Izin Sesat Ekspor Pasir Laut


PERATURAN Pemerintah (PP) Nomor 26 Tahun 2023 tentang Pengelolaan Hasil Sedimentasi di Laut harus dibatalkan. PP yang diterbitkan 15 Mei 2023 itu bukan hanya Tak memedulikan kerusakan lingkungan, tapi juga Terang-Terang demi kepentingan luar negeri.

Itu sangat terlihat dari poin D ayat 2 Pasal 9 PP tersebut, yang mencantumkan izin ekspor. Poin itu berarti mencabut pelarangan total ekspor pasir laut yang berlaku sejak 2003 melalui Surat Keputusan (SK) Menperindag No 117/MPP/Kep/2/2003 tentang Penghentian Sementara Ekspor Pasir Laut.

Embel-embel ‘selama kebutuhan dalam negeri terpenuhi’ pada poin D itu sama sekali Tak menyamarkan tujuan Penting kepentingan ekspor. Alasan, selama ini, berbagai megaproyek reklamasi di dalam negeri, termasuk di Makassar, Lalu berlanjut. Kalaupun Eksis kendala, kerap bukan karena pasokan pasir, melainkan protes masyarakat dan organisasi lingkungan.

Cek Artikel:  Segera Bentukkan UU Perampasan Aset

Kuatnya kepentingan luar negeri di balik izin ekspor pasir laut pun mudah kita tangkap dari dinamika yang terjadi di negara tetangga sejak 2019. Mulai tahun itu, Singapura sebagai negara pengimpor pasir laut terbesar di dunia mulai kelimpungan karena Malaysia berhenti mengirim pasir.

Padahal sejak Indonesia menerapkan pelarangan ekspor pasir laut, Malaysia menjadi tumpuan Singapura yang kini tengah dalam tahap tiga megaproyek reklamasi Demi Pelabuhan Tuas. Tahun Lampau, perjanjian ekstradisi yang mandek sejak 2007 akhirnya Absah ditandatangani Singapura dan Indonesia.

Kita patut curiga bahwa dibukanya kembali ekspor pasir laut merupakan bagian dari timbal balik kesepakatan luar negeri itu. Aroma busuk dari PP 26/2023 juga makin kuat dengan adanya rumor empat perusahaan besar yang berkomplot dengan politisi Demi mengegolkan aturan baru ini.

Cek Artikel:  Hasil Wajar Audit bukan Prestasi

Di sisi lain, penjelasan dari Kementerian Kelautan dan Perikanan (KKP) pun penuh kejanggalan. Staf Tertentu Bidang Komunikasi Publik KKP Wahyu Muryadi mengatakan PP tersebut demi kesehatan laut, juga daripada negara dirugikan akibat pasir atau sedimen tersebut dicuri pihak lain.

Kedua Dalih itu sangat mudah terbantahkan. Pertama, berbagai proyek penambangan pasir, Bagus sebelum 2003 maupun yang terkini, sama-sama Membangun kerusakan lingkungan, Bagus pada terumbu maupun peningkatan risiko Erosi. Dengan kata lain, dalam 20 tahun ini perkembangan teknologi pengerukan pasir atau sedimen Tak terbukti lebih ramah lingkungan.

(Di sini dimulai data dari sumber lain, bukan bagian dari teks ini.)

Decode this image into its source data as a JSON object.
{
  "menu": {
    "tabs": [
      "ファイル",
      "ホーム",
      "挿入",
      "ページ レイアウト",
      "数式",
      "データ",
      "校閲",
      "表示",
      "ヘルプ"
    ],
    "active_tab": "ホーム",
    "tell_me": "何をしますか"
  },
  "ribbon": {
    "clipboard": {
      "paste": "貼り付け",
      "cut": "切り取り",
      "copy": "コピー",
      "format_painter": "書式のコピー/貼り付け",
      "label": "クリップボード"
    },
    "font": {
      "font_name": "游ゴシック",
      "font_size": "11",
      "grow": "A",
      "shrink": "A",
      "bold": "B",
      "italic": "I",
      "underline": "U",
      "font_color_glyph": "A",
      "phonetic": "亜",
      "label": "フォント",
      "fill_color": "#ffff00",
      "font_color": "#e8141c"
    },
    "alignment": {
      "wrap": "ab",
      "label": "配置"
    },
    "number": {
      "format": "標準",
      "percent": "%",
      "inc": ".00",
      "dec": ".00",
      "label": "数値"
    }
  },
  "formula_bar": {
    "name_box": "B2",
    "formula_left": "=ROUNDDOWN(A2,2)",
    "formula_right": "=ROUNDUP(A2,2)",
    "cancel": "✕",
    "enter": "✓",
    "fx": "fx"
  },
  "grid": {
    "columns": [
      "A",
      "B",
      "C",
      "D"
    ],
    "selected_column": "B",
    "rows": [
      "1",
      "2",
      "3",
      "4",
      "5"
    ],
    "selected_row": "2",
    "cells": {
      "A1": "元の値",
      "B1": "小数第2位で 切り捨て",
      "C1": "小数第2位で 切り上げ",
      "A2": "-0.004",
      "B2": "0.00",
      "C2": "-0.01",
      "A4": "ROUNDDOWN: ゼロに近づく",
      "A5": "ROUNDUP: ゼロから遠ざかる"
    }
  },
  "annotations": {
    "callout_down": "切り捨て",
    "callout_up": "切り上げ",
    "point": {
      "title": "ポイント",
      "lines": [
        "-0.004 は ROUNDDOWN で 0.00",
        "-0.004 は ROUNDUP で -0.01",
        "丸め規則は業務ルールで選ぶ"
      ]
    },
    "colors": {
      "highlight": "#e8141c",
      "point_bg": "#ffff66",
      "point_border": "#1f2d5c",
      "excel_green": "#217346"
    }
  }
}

Dalih kedua pun Terang lebih konyol. Alasan, sangatlah Menggemaskan Kalau pencegahan pencurian bukan dilakukan dengan peningkatan patroli laut, melainkan Malah lebih dulu merusak ekosistem ketimbang menangkap para maling pasir.

Cek Artikel:  Tolak Wacana Percepatan Pilkada

Dengan begitu saratnya polemik dari PP 26/2023 ini, Terang Presiden Jokowi harus membatalkan aturan yang ditandatanganinya tersebut. Presiden akan mewariskan petaka lingkungan yang panjang Kalau Lalu memberlakukan PP tersebut.

Kelestarian laut bukan hanya Krusial bagi hajat hidup jutaan masyarakat pesisir, tapi juga seluruh rakyat negeri ini. Ketika krisis iklim semakin Konkret dan berbagai sumber pangan menyusut, lautlah yang menjadi tumpuan keselamatan Kaum dunia.

Laut dengan padang lamunnya menjadi penyerap karbon yang besar. Laut dengan terumbu karangnya pun menjadi sumber makanan Demi berbagai jenis spesies ikan yang selanjutnya menjadi sumber Krusial pangan dunia.

Indonesia sebagai negara maritim yang pulau-pulaunya juga terancam tenggelam semestinya menjadi yang terdepan dalam menjaga kelestarian laut.